One of the several interests these images hold for me, though, is Andrew’s refusal entirely to reject the experience of awe. ‘Drawing the falls’, reads one vivid aside in a notebook, ‘under falling water, cascading, threatening, roaring, shadow constellations’. This body of work is no arid exercise in semiotics, smugly smitten with its own tasks of decoding and deconstruction. No, the challenge set – and met – in these paintings is how to convey astonishment at the presence of wild nature, while also exhibiting the complications and messiness involved in encountering it?

Andrew’s answer is a formal one: we are brought to see through the structures that hover so startlingly upon the silverpoint surfaces and the greyscale backgrounds, standing clear due to their strident colours (hi-vis orange, fire-extinguisher red, warning-sign yellow, the colours of gunge, gunk and sign, of toxin and tocsin), but not banning the passage of sight through their forms. Neither quite superimposed nor quite embedded, these elegant modernist diagrams do not float upon these paintings so much as project into our visual field. They become, to adapt Le Corbusier’s famous phrase, machines for viewing: subtly impinging on and shaping our encounter with these powerful landscapes.

An attempt might, I suppose, be made to separate or striate out the paintings’ layers. There is the ghostly zone of boulder, water-rush, tree and landform, so finely rendered that it seems to have been done in pencil and lead, but which has in fact been worked up by brush and oil. There is the uncertain surface sheen or wash, usually in a reduced palette of dun hues and quiet shades. And there are the blue-printed structures: the trees (their branching forms reminiscent of capillaries or the dendrites of neurons), the bridges, the boxes…. But in the end the effort of separation proves only theoretically possible: in the act of looking, hierarchies of layer seem beyond determination. Space snaps shut to plane, plane flickers back open into space.

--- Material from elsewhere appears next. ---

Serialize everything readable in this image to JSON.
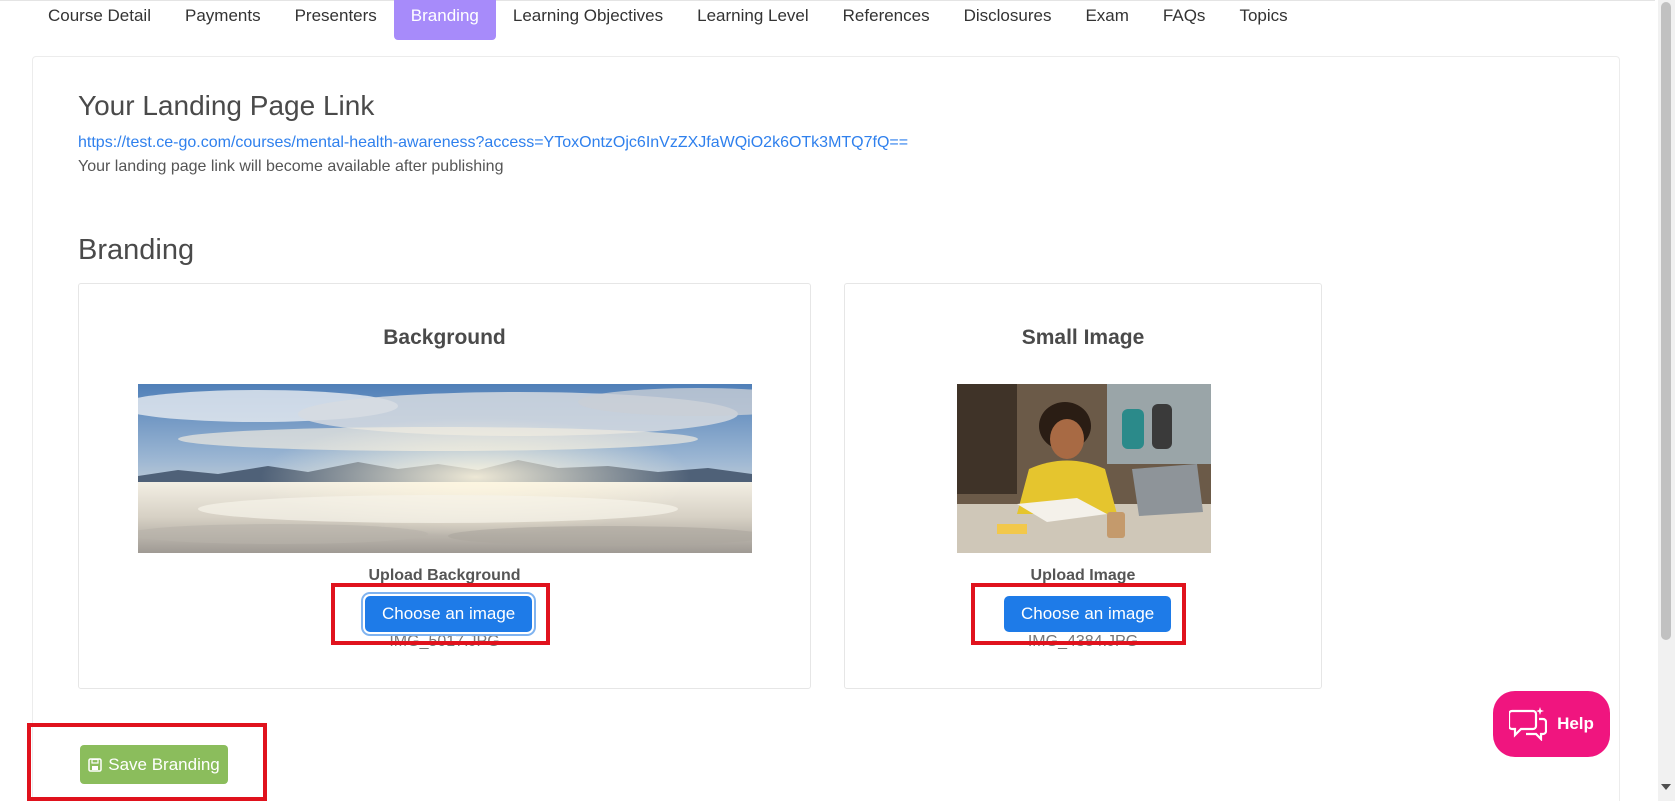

There is a moment in Nan Shepherd’s slender masterpiece about the Cairngorms, The Living Mountain (written in the mid-1940s but not published until 1977, and a book which has helped shape Andrew’s work), where Shepherd discusses how – in the mountain-world she loves so much – the human and the wild exist in a relationship of sharpening counterpoint, rather than mutually obliterating juxtaposition. ‘Up on the plateau’, she writes superbly:

nothing has moved for a long time. I have walked all day, and seen no one. I have heard no living sound. Once, in a solitary corrie, the rattle of a falling stone betrayed the passage of a line of stags. But up here, no movement, no voice. Man might be a thousand years away. Yet, as I look round me, I am touched at many points by his presence. His presence is in the cairns, marking the summits, marking the paths, marking the spot where a man has died, or where a river is born. It is in the paths themselves; even over boulder and rock man’s persistent passage can be seen, as at the head of the Lairig Ghru, where the path, over brown-grey weathered and lichened stones, shines as red as new-made rock. It is in the stepping-stones over the burns, and lower in the glens, the bridges. […] in the remains of the hut where the men who made the Ordnance Survey of the eighteen-sixties lived for the whole of a season […] It is in the sluices at the outflow of the lochs, the remnants of lime kilns by the burns, and the shepherds’ huts, roofless now, and the bothies of which nothing remains but a chimney-gable.

Like Shepherd, Andrew celebrates falling water as a ‘strong white stuff’ which ‘does nothing, absolutely nothing, but be itself’. But he is also alert to what the ‘water abstractor’ in Alice Oswald’s book-length river-poem Dart calls ‘the real work’ of water, which is to say the uses to which water is put, and the means by which we consume it with our thirsty eyes as well as our thirsty throats.


Robert Macfarlane is the award-winning author of Mountains of the Mind: A History of a Fascination, The Wild Places and The Old Ways. He is Fellow in English at Emmanuel College, Cambridge.